Nutrition and Physical Education Activities in the Classroom
You can promote health and wellness using nutrition activities and lessons.
By Andrea Ferrero
At home, and in our classrooms, students are developing eating and fitness habits that will follow them into their teen and adult years. Knowing the importance of a healthy lifestyle, teachers can fit in nutrition and fitness topics into daily lessons to give students information, and promote positive habits and attitudes toward eating healthy and engaging in physical activity.
After discussing how eating healthy foods and drinking water can increase brain activity and promote overall health and wellness, students can decorate and personalize their own water bottle for use in the classroom. These bottles can be used as learning tools when discussing volume, units of measure and discussing recycling and reusing with students. There are many learning extensions you can make as well. My students loved finding out the different names for water, and the important role it plays in countries around the globe.
Including a snack time in the morning or afternoon (before and after lunch) can eliminate a slump in energy and performance. When I taught second grade, I found that my students were far more engaged and excited about our academic endeavors when they had the chance to munch on carrots or crackers. This snack time typically lasted 10 minutes and I allowed students time to move around and talk to peers. I've managed snacks different ways. I have allowed students to bring in their own snacks, had parents donate snacks, used part of the funds from fundraisers to buy snacks, and used fresh produce from a class garden. I found each way worked well as long as students and parents were informed of the reason for a snack period, and the types of food that were acceptable.
After lunch, or during if I was on lunch duty, my students and I would discuss which of the food groups were represented in what they ate. Using student-prompted ideas, we began charting our lunch by food groups and serving size (both categories were suggested by students). Through this daily discussion of healthy food, I found that students were empowered to make better food choices for themselves. It also allowed students to move away from the concept of "bad" foods that they shouldn't eat, and towards the idea of balanced food choices. Many children, even from a young age, will tell you candy is not good for them, yet they still hoard candy when they can. I was happy to see, that over time, my second graders stopped identifying food as "bad", but rather as a treat to be eaten occasionally, and consumed sparingly.

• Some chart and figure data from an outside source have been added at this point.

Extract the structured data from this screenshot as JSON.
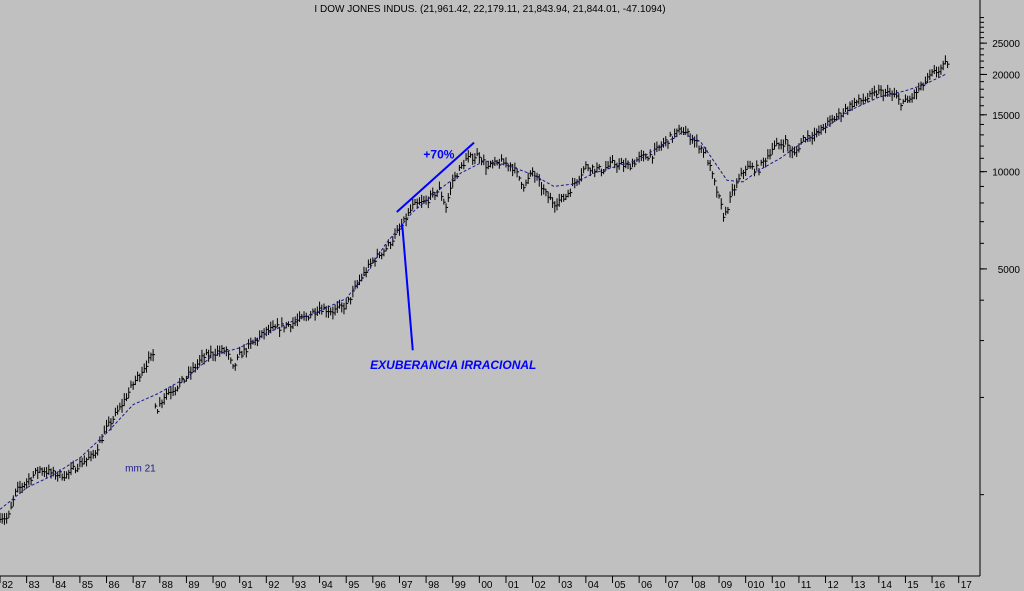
{
  "chart_data": {
    "type": "line",
    "title": "I DOW JONES INDUS. (21,961.42, 22,179.11, 21,843.94, 21,844.01, -47.1094)",
    "y_scale": "log",
    "y_ticks": [
      5000,
      10000,
      15000,
      20000,
      25000
    ],
    "x_ticks": [
      "82",
      "83",
      "84",
      "85",
      "86",
      "87",
      "88",
      "89",
      "90",
      "91",
      "92",
      "93",
      "94",
      "95",
      "96",
      "97",
      "98",
      "99",
      "00",
      "01",
      "02",
      "03",
      "04",
      "05",
      "06",
      "07",
      "08",
      "09",
      "010",
      "10",
      "11",
      "12",
      "13",
      "14",
      "15",
      "16",
      "17"
    ],
    "series": [
      {
        "name": "mm 21",
        "style": "dashed",
        "points": [
          [
            1982.0,
            900
          ],
          [
            1983.0,
            1050
          ],
          [
            1984.0,
            1150
          ],
          [
            1985.0,
            1300
          ],
          [
            1986.0,
            1550
          ],
          [
            1987.0,
            1900
          ],
          [
            1987.9,
            2050
          ],
          [
            1989.0,
            2300
          ],
          [
            1990.0,
            2700
          ],
          [
            1991.0,
            2850
          ],
          [
            1992.0,
            3150
          ],
          [
            1993.0,
            3450
          ],
          [
            1994.0,
            3700
          ],
          [
            1995.0,
            4050
          ],
          [
            1995.8,
            4900
          ],
          [
            1996.5,
            6000
          ],
          [
            1997.5,
            7500
          ],
          [
            1998.5,
            8800
          ],
          [
            1999.3,
            9900
          ],
          [
            2000.2,
            10800
          ],
          [
            2001.0,
            10500
          ],
          [
            2002.0,
            9800
          ],
          [
            2002.8,
            9000
          ],
          [
            2003.5,
            9150
          ],
          [
            2004.3,
            9900
          ],
          [
            2005.0,
            10300
          ],
          [
            2006.0,
            10900
          ],
          [
            2007.0,
            12300
          ],
          [
            2007.6,
            13200
          ],
          [
            2008.3,
            12400
          ],
          [
            2008.8,
            10800
          ],
          [
            2009.3,
            9400
          ],
          [
            2009.9,
            9300
          ],
          [
            2010.5,
            10100
          ],
          [
            2011.3,
            11000
          ],
          [
            2012.0,
            12100
          ],
          [
            2013.0,
            13700
          ],
          [
            2014.0,
            15600
          ],
          [
            2015.0,
            17000
          ],
          [
            2016.0,
            17800
          ],
          [
            2016.7,
            18600
          ],
          [
            2017.5,
            20000
          ]
        ]
      },
      {
        "name": "",
        "style": "bars",
        "points": [
          [
            1982.0,
            860
          ],
          [
            1982.3,
            840
          ],
          [
            1982.6,
            1020
          ],
          [
            1983.0,
            1100
          ],
          [
            1983.5,
            1200
          ],
          [
            1984.0,
            1160
          ],
          [
            1984.5,
            1150
          ],
          [
            1985.0,
            1250
          ],
          [
            1985.5,
            1320
          ],
          [
            1986.0,
            1600
          ],
          [
            1986.5,
            1850
          ],
          [
            1987.0,
            2200
          ],
          [
            1987.5,
            2550
          ],
          [
            1987.75,
            2700
          ],
          [
            1987.85,
            1800
          ],
          [
            1988.2,
            2050
          ],
          [
            1988.6,
            2150
          ],
          [
            1989.0,
            2300
          ],
          [
            1989.6,
            2650
          ],
          [
            1990.0,
            2750
          ],
          [
            1990.5,
            2800
          ],
          [
            1990.75,
            2450
          ],
          [
            1991.0,
            2700
          ],
          [
            1991.5,
            2950
          ],
          [
            1992.0,
            3200
          ],
          [
            1992.5,
            3300
          ],
          [
            1993.0,
            3400
          ],
          [
            1993.5,
            3550
          ],
          [
            1994.0,
            3800
          ],
          [
            1994.5,
            3700
          ],
          [
            1995.0,
            3850
          ],
          [
            1995.5,
            4600
          ],
          [
            1996.0,
            5300
          ],
          [
            1996.5,
            5800
          ],
          [
            1997.0,
            6600
          ],
          [
            1997.5,
            7800
          ],
          [
            1998.0,
            8100
          ],
          [
            1998.5,
            8800
          ],
          [
            1998.75,
            7800
          ],
          [
            1999.0,
            9400
          ],
          [
            1999.5,
            10900
          ],
          [
            2000.0,
            11300
          ],
          [
            2000.3,
            10300
          ],
          [
            2000.8,
            10700
          ],
          [
            2001.2,
            10500
          ],
          [
            2001.7,
            9000
          ],
          [
            2002.0,
            10000
          ],
          [
            2002.5,
            8500
          ],
          [
            2002.8,
            8000
          ],
          [
            2003.2,
            8300
          ],
          [
            2003.6,
            9300
          ],
          [
            2004.0,
            10400
          ],
          [
            2004.6,
            10100
          ],
          [
            2005.0,
            10600
          ],
          [
            2005.6,
            10400
          ],
          [
            2006.0,
            11000
          ],
          [
            2006.5,
            11300
          ],
          [
            2007.0,
            12400
          ],
          [
            2007.6,
            13500
          ],
          [
            2008.0,
            12700
          ],
          [
            2008.5,
            11400
          ],
          [
            2008.9,
            8800
          ],
          [
            2009.2,
            7200
          ],
          [
            2009.5,
            8600
          ],
          [
            2010.0,
            10300
          ],
          [
            2010.5,
            10200
          ],
          [
            2011.0,
            11800
          ],
          [
            2011.5,
            12400
          ],
          [
            2011.8,
            11200
          ],
          [
            2012.2,
            12800
          ],
          [
            2012.7,
            13100
          ],
          [
            2013.0,
            13900
          ],
          [
            2013.6,
            15200
          ],
          [
            2014.0,
            16200
          ],
          [
            2014.6,
            16900
          ],
          [
            2015.0,
            17700
          ],
          [
            2015.6,
            17200
          ],
          [
            2015.8,
            16400
          ],
          [
            2016.1,
            16500
          ],
          [
            2016.6,
            18300
          ],
          [
            2017.0,
            20000
          ],
          [
            2017.4,
            21000
          ],
          [
            2017.6,
            21900
          ]
        ]
      },
      {
        "name": "",
        "style": "solid",
        "color": "#0000ff",
        "points": [
          [
            1996.9,
            7500
          ],
          [
            1999.8,
            12300
          ]
        ]
      }
    ],
    "annotations": [
      {
        "text": "+70%",
        "at": [
          1997.9,
          11000
        ],
        "color": "#0000ff"
      },
      {
        "text": "EXUBERANCIA IRRACIONAL",
        "at": [
          1995.9,
          2450
        ],
        "color": "#0000ff",
        "pointer_to": [
          1997.1,
          6900
        ],
        "pointer_from": [
          1997.5,
          2800
        ]
      },
      {
        "text": "mm 21",
        "at": [
          1986.7,
          1180
        ],
        "color": "#1a1a8a"
      }
    ],
    "xlim": [
      1982.0,
      2018.8
    ],
    "ylim": [
      560,
      34000
    ],
    "grid": false
  }
}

With all the extra energy students gained from healthy eating, it was a good idea to have them take time to stretch and complete brief exercises in class. We also played games. One of my second graders favorite games was inspired by the frequent power outages in our older building. When the lights went out, we would quietly stand, I would turn on soft music from a battery powered radio, and students would enjoy the museum at night game. While the music played, the "statues" would silently drift around the room changing poses and and positions, but when the music stopped, they had to return to stone. What follows are more lessons and activities you can use to teach students about health and nutrition.
Nutrition and Physical Activity Lesson Plans:
Students read and discuss a variety of food labels to discover what information can be found on a label. After building familiarity with the information available on labels, and the correlation to dietary needs, students craft a letter to a food production company.
Students keep activity journals of their exercise choices for a period of two weeks. They then compare different physical activities, and finish by looking at what a healthy amount of exercise would be for them.
Students examine and collect data on a variety of foods to explore the nutritional components of a healthy diet. Then they apply the information they find to real life situations, such as creating a food plan.